Are community patterns in flight height driven by antagonistic interactions?


Large libellulid dragonflies often fly higher than smaller libellulids. We hypothesized that this size-related pattern in flight height might be caused by aggressive displacement. We tested this hypothesis by using a 30 m “dragonfly zip-line” to reel dead dragonfly decoys of four species of different sizes (Erythemis simplicicollis, Libellula incesta, Pachydiplax longipennis, and Perithemis tenera) along a shoreline at four different heights (20, 60, 100, and 140 cm), counting the number of investigations made by large patrolling Libellula incesta and Libellula luctuosa males. We hypothesized that decoys of smaller species would be investigated and attacked at higher frequency when they were reeled high, in the Libellula flight zone, than when they were reeled at their natural low height.
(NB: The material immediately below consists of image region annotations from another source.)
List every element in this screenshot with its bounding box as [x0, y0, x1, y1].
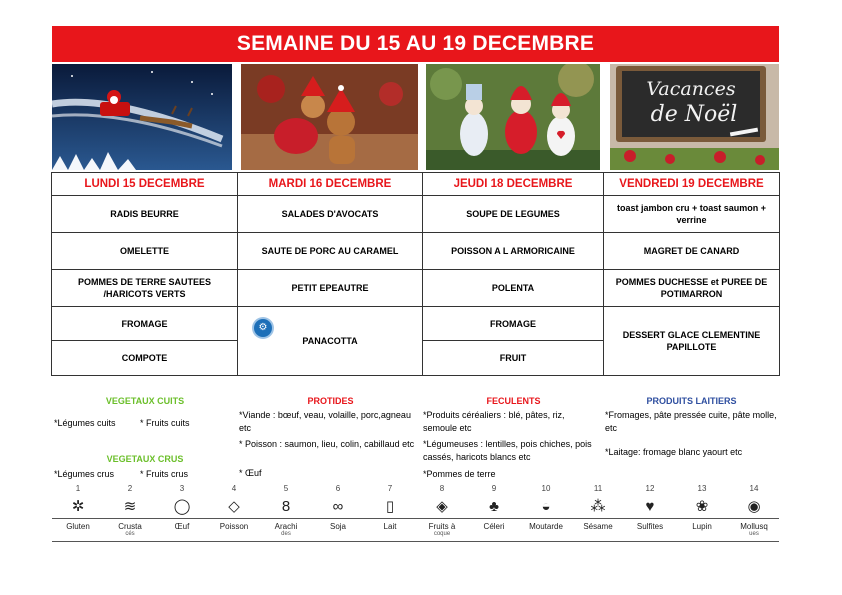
jeudi-fromage: FROMAGE: [423, 307, 604, 341]
allergen-8: [416, 484, 468, 544]
peanut-icon: 8: [281, 497, 291, 515]
allergen-sublabel: cés: [125, 531, 135, 537]
vendredi-accompagnement: POMMES DUCHESSE et PUREE DE POTIMARRON: [604, 270, 780, 307]
allergen-number: 14: [749, 484, 759, 493]
vacances-line2: de Noël: [650, 102, 738, 127]
vacances-de-noel-image: [610, 64, 779, 170]
legend-fruits-crus: * Fruits crus: [140, 469, 189, 479]
vendredi-dessert: DESSERT GLACE CLEMENTINE PAPILLOTE: [604, 307, 780, 376]
soy-icon: ∞: [332, 497, 344, 515]
legend-fruits-cuits: * Fruits cuits: [140, 418, 190, 428]
celery-icon: ♣: [489, 497, 499, 515]
allergen-sublabel: coque: [433, 531, 451, 537]
lundi-dessert: COMPOTE: [52, 341, 238, 376]
allergen-label: Sésame: [583, 522, 613, 531]
allergen-sublabel: ues: [749, 531, 759, 537]
allergen-1: [52, 484, 104, 544]
allergen-6: [312, 484, 364, 544]
allergens-strip: [52, 484, 779, 544]
allergen-number: 10: [541, 484, 551, 493]
lundi-entree: RADIS BEURRE: [52, 196, 238, 233]
legend-vegetaux-crus-title: VEGETAUX CRUS: [106, 454, 184, 464]
day-header-vendredi: VENDREDI 19 DECEMBRE: [604, 173, 780, 196]
santa-sleigh-image: [52, 64, 232, 170]
mardi-accompagnement: PETIT EPEAUTRE: [238, 270, 423, 307]
allergen-label: Arachi: [274, 522, 298, 531]
legend-laitiers-fromages: *Fromages, pâte pressée cuite, pâte molle, etc: [605, 410, 777, 433]
christmas-dolls-image: [426, 64, 600, 170]
jeudi-entree: SOUPE DE LEGUMES: [423, 196, 604, 233]
egg-icon: ◯: [173, 498, 191, 515]
allergen-3: [156, 484, 208, 544]
legend-feculents-title: FECULENTS: [486, 396, 541, 406]
crab-icon: ≋: [123, 498, 137, 515]
allergen-label: Gluten: [66, 522, 90, 531]
allergen-number: 13: [697, 484, 707, 493]
allergen-label: Sulfites: [636, 522, 664, 531]
allergen-number: 4: [231, 484, 237, 493]
allergen-label: Lupin: [692, 522, 712, 531]
mardi-dessert: PANACOTTA: [302, 336, 358, 346]
lundi-plat: OMELETTE: [52, 233, 238, 270]
lundi-fromage: FROMAGE: [52, 307, 238, 341]
legend-legumes-crus: *Légumes crus: [54, 469, 115, 479]
legend-protides-viande: *Viande : bœuf, veau, volaille, porc,agneau etc: [239, 410, 411, 433]
sulfite-icon: ♥: [645, 497, 655, 515]
mardi-entree: SALADES D'AVOCATS: [238, 196, 423, 233]
vendredi-entree: toast jambon cru + toast saumon + verrine: [604, 196, 780, 233]
day-header-jeudi: JEUDI 18 DECEMBRE: [423, 173, 604, 196]
allergen-11: [572, 484, 624, 544]
allergen-5: [260, 484, 312, 544]
wheat-icon: ✲: [71, 498, 85, 515]
jeudi-accompagnement: POLENTA: [423, 270, 604, 307]
allergen-label: Lait: [383, 522, 397, 531]
legend-protides-poisson: * Poisson : saumon, lieu, colin, cabillaud etc: [239, 439, 415, 449]
allergen-7: [364, 484, 416, 544]
legend-laitiers-title: PRODUITS LAITIERS: [646, 396, 737, 406]
allergen-number: 9: [491, 484, 497, 493]
allergen-label: Crusta: [118, 522, 142, 531]
weekly-menu-table: [51, 172, 780, 376]
legend-feculents-legumineuses: *Légumeuses : lentilles, pois chiches, pois cassés, haricots blancs etc: [423, 439, 592, 462]
allergen-10: [520, 484, 572, 544]
allergen-2: [104, 484, 156, 544]
allergen-4: [208, 484, 260, 544]
allergen-number: 1: [75, 484, 81, 493]
vacances-line1: Vacances: [646, 78, 736, 100]
allergen-number: 2: [127, 484, 133, 493]
sesame-icon: ⁂: [590, 498, 606, 515]
lupin-icon: ❀: [695, 498, 709, 515]
allergen-label: Œuf: [174, 522, 190, 531]
gingerbread-image: [241, 64, 418, 170]
allergen-label: Poisson: [219, 522, 249, 531]
allergen-label: Mollusq: [740, 522, 768, 531]
legend-vegetaux-cuits-title: VEGETAUX CUITS: [105, 396, 185, 406]
allergen-14: [728, 484, 780, 544]
day-header-lundi: LUNDI 15 DECEMBRE: [52, 173, 238, 196]
legend-laitiers-laitage: *Laitage: fromage blanc yaourt etc: [605, 447, 743, 457]
mustard-icon: ◒: [541, 497, 551, 515]
nut-icon: ◈: [436, 498, 448, 515]
day-header-mardi: MARDI 16 DECEMBRE: [238, 173, 423, 196]
mollusc-icon: ◉: [747, 498, 761, 515]
legend-protides-oeuf: * Œuf: [239, 468, 262, 478]
mardi-dessert-cell: [238, 307, 423, 376]
allergen-number: 8: [439, 484, 445, 493]
page-title: SEMAINE DU 15 AU 19 DECEMBRE: [52, 26, 779, 62]
allergen-number: 11: [593, 484, 603, 493]
allergen-number: 5: [283, 484, 289, 493]
vendredi-plat: MAGRET DE CANARD: [604, 233, 780, 270]
allergen-number: 7: [387, 484, 393, 493]
allergen-label: Fruits à: [428, 522, 456, 531]
legend-protides-title: PROTIDES: [307, 396, 354, 406]
legend-feculents-cereales: *Produits céréaliers : blé, pâtes, riz, semoule etc: [423, 410, 565, 433]
allergen-label: Moutarde: [529, 522, 563, 531]
jeudi-dessert: FRUIT: [423, 341, 604, 376]
jeudi-plat: POISSON A L ARMORICAINE: [423, 233, 604, 270]
fish-icon: ◇: [228, 498, 240, 515]
allergen-12: [624, 484, 676, 544]
legend-feculents-pommes: *Pommes de terre: [423, 469, 496, 479]
badge-icon: ⚙: [254, 319, 272, 337]
mardi-plat: SAUTE DE PORC AU CARAMEL: [238, 233, 423, 270]
allergen-label: Soja: [329, 522, 346, 531]
allergen-sublabel: des: [281, 531, 291, 537]
legend-legumes-cuits: *Légumes cuits: [54, 418, 116, 428]
allergen-9: [468, 484, 520, 544]
milk-icon: ▯: [385, 498, 395, 515]
allergen-number: 3: [179, 484, 185, 493]
allergen-number: 6: [335, 484, 341, 493]
allergen-number: 12: [645, 484, 655, 493]
allergen-13: [676, 484, 728, 544]
lundi-accompagnement: POMMES DE TERRE SAUTEES /HARICOTS VERTS: [52, 270, 238, 307]
allergen-label: Céleri: [483, 522, 505, 531]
This hypothesis was falsified; both L. incesta and L. luctuosa investigated high-flying decoys significantly less frequently than low-flying decoys. Perithemis tenera decoys were investigated less frequently than other decoys by both species, but L. incesta investigated E. simplicicollis, P. longipennis, and L. incesta decoys with increasing frequency whereas L. luctuosa investigated these three species at equal rates. These patterns correlate with the degree of morphological similarity between patrolling species and decoys, consistent with likely patterns of “mistaken identity” by patrolling L. incesta and L. luctuosa males. We suggest that patrolling males may preferentially investigate other low-flying males in the hopes of finding a mate-guarded female.